Special areas of research in Turku:
- Nation, place and musical migration
- Music and mentalities
- (Popular) music geography and locality (scenes, festivals, styles, marginals, communities and subcultures)
Performance studies is a multidisciplinary research area that takes a close look at both the practices of the performing arts (music, theatre, dance, etc.) and the habits of everyday social activities. Music performance studies is multidisciplinary in nature and utilises the research conducted in other art performance studies and cultural theories.
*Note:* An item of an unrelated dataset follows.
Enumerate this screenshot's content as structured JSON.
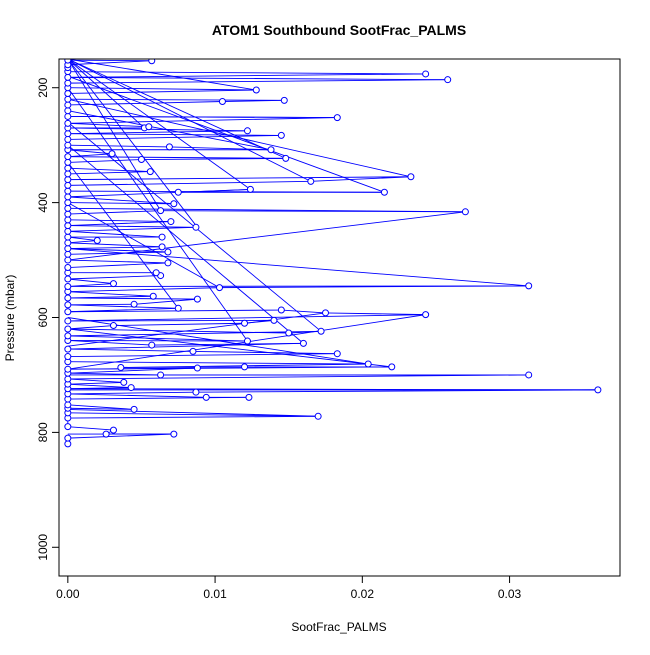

In the Department of Musicology, the study of music performance focuses on such themes as:
- Live music performances in concerts, festivals and performance art
- The processes of music practice
- The gestures of musicians
- Performance in music videos and live performances
- Performance in opera and stage music
- The performance practices of music
- The ethnographic and autoethnographic research of performance
The research-creation of music is a new field of study that combines creative musical activities with high-level research. This field extends traditional ideas about practice-based research of the arts by separating research and creative activities into interdependent areas. In research-creation, research activities are transformed and strengthened as a result of being conducted in close proximity to creative activities, either by the researchers themselves – as is the case in autoethnographic studies of the creative process – or through close collaboration with creative parties (artists, performers, producers). Research-creation is interdisciplinary in nature and can easily be combined with other areas of study, such as audiovisual research (when studying music video production), studies of music technology (when studying work in a recording studio), and performance studies. Ideally, though, the research component of research-creation offers something that fundamentally changes the nature of the performed or recorded music, perhaps by offering additional content or a level of reflection that changes our understanding of what has been created.
An important direction in our recent teaching and research activities involves our close cooperation with a wide range of employers who work in the music industry, the media, and arts administration. This includes research on the activities of music industry organisations such as the Finnish Composers' Copyright Society Teosto, the Ruisrock music festival, record labels such as Solina Records and Warner Music Finland, and broadcasters like the Finnish Broadcasting Company Yle. We also conduct close collaboration with venues such as Tavastia, Tampere Hall and Turku Concert Hall. Musicology graduates commonly find employment in these fields and organisations, and representatives from these fields and organisations have also participated in our teaching. Each year, we offer courses on various subjects such as music industry fields and practices, music journalism, and working in the media. The research conducted in musicology has focused on music festivals, live streaming services such as Spotify, as well as other industry fields. The research in this area can combine perspectives from several fields, including critical cultural studies and studies related to arts administration, sociology and economics.